I'm sure many pro-family conservatives react with horror when the government overrides parental rights in these cases. (Indeed, I recall that Walsh covered the Lowther case, for which I am grateful.) Do kids belong to themselves and their parents, or are they the property of the state? Should we default toward trusting parents to know what's best for their kids, or should they have to prove that they are better stewards of their own children's well-being than a vast government bureaucracy? I think it's obvious where social conservatives should stand on this.

Declaring that thousands of perfectly healthy young people are actually victims of sexual abuse because they consumed some pornography is a recipe for disaster. It's an invitation for the state to punish parents for having failed to prevent this abuse.

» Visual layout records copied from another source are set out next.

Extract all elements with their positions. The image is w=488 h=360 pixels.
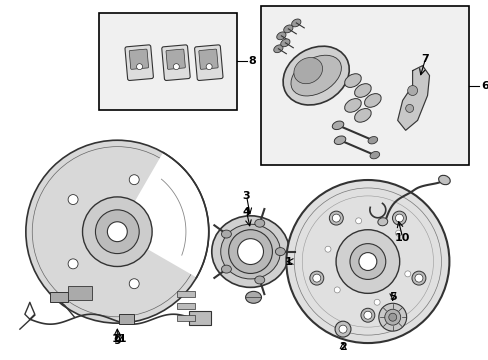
Ellipse shape — [332, 121, 343, 130]
Circle shape — [373, 299, 379, 305]
Circle shape — [237, 239, 263, 265]
Ellipse shape — [291, 19, 300, 27]
Bar — [261, 6, 468, 165]
Circle shape — [395, 214, 403, 222]
FancyBboxPatch shape — [166, 49, 185, 69]
Ellipse shape — [211, 216, 289, 287]
Circle shape — [338, 325, 346, 333]
Circle shape — [404, 271, 410, 277]
Text: 2: 2 — [339, 342, 346, 352]
Ellipse shape — [254, 276, 264, 284]
Wedge shape — [117, 153, 207, 277]
Ellipse shape — [254, 219, 264, 227]
FancyBboxPatch shape — [162, 45, 190, 81]
Ellipse shape — [367, 136, 377, 144]
Ellipse shape — [245, 291, 261, 303]
Circle shape — [384, 309, 400, 325]
Circle shape — [388, 313, 396, 321]
Ellipse shape — [344, 99, 361, 112]
Circle shape — [68, 259, 78, 269]
Ellipse shape — [275, 248, 285, 256]
Circle shape — [334, 287, 340, 293]
Circle shape — [335, 230, 399, 293]
Circle shape — [129, 175, 139, 185]
Circle shape — [334, 321, 350, 337]
Ellipse shape — [334, 136, 345, 144]
Bar — [177, 303, 195, 309]
Circle shape — [355, 218, 361, 224]
Ellipse shape — [283, 46, 348, 105]
Circle shape — [358, 253, 376, 270]
Bar — [119, 314, 134, 324]
Circle shape — [414, 274, 422, 282]
Ellipse shape — [276, 32, 285, 40]
Bar — [177, 315, 195, 321]
Text: 9: 9 — [113, 336, 121, 346]
FancyBboxPatch shape — [194, 45, 223, 81]
Circle shape — [206, 64, 212, 69]
FancyBboxPatch shape — [125, 45, 153, 81]
Text: 6: 6 — [480, 81, 488, 91]
Ellipse shape — [364, 94, 380, 107]
Bar — [50, 292, 67, 302]
Bar — [177, 291, 195, 297]
Circle shape — [136, 64, 142, 69]
Text: 1: 1 — [284, 257, 292, 266]
Circle shape — [82, 197, 152, 266]
Bar — [188, 311, 210, 325]
Bar — [67, 287, 92, 300]
Text: 8: 8 — [248, 56, 256, 66]
Circle shape — [129, 279, 139, 289]
Text: 10: 10 — [394, 233, 409, 243]
Text: 3: 3 — [242, 191, 250, 201]
Circle shape — [363, 311, 371, 319]
Ellipse shape — [283, 25, 292, 33]
Ellipse shape — [438, 175, 449, 185]
Ellipse shape — [354, 84, 370, 97]
Circle shape — [173, 64, 179, 69]
Ellipse shape — [280, 39, 289, 47]
Ellipse shape — [220, 224, 280, 279]
Circle shape — [378, 303, 406, 331]
Ellipse shape — [293, 58, 322, 84]
Circle shape — [329, 211, 343, 225]
Circle shape — [107, 222, 127, 242]
Text: 4: 4 — [242, 207, 250, 217]
Circle shape — [68, 195, 78, 204]
Ellipse shape — [377, 218, 387, 226]
Circle shape — [309, 271, 323, 285]
FancyBboxPatch shape — [199, 49, 218, 69]
Text: 5: 5 — [388, 292, 396, 302]
FancyBboxPatch shape — [129, 49, 148, 69]
Text: 11: 11 — [111, 334, 127, 344]
Circle shape — [312, 274, 320, 282]
Ellipse shape — [354, 108, 370, 122]
Ellipse shape — [369, 152, 379, 159]
Circle shape — [286, 180, 448, 343]
Ellipse shape — [290, 55, 341, 96]
Circle shape — [26, 140, 208, 323]
Circle shape — [325, 246, 330, 252]
Circle shape — [405, 104, 413, 112]
Bar — [99, 13, 236, 111]
Circle shape — [407, 86, 417, 95]
Text: 7: 7 — [421, 54, 428, 64]
Ellipse shape — [221, 265, 231, 273]
Circle shape — [349, 244, 385, 279]
Circle shape — [228, 230, 272, 274]
Circle shape — [395, 230, 401, 236]
Circle shape — [95, 210, 139, 253]
Circle shape — [392, 211, 406, 225]
Circle shape — [411, 271, 425, 285]
Polygon shape — [397, 66, 428, 130]
Ellipse shape — [273, 45, 283, 53]
Ellipse shape — [221, 230, 231, 238]
Ellipse shape — [344, 74, 361, 87]
Circle shape — [332, 214, 340, 222]
Circle shape — [360, 308, 374, 322]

I understand that the aim of anti-pornography conservatives is not to punish parents but to help them, by going after porn creators and distributors. But other wars on vice—drugs, prostitution, alcohol, cigarettes—have virtually always been waged against the consumers of such vices as well as the producers and providers. Why would porn be any different?

When the state's responsibility for children increases—when every undesirable thing is considered a form of abuse necessitating governmental intervention—parents lose rights. Giving the government more opportunities to hassle families should have no place in a pro-family agenda.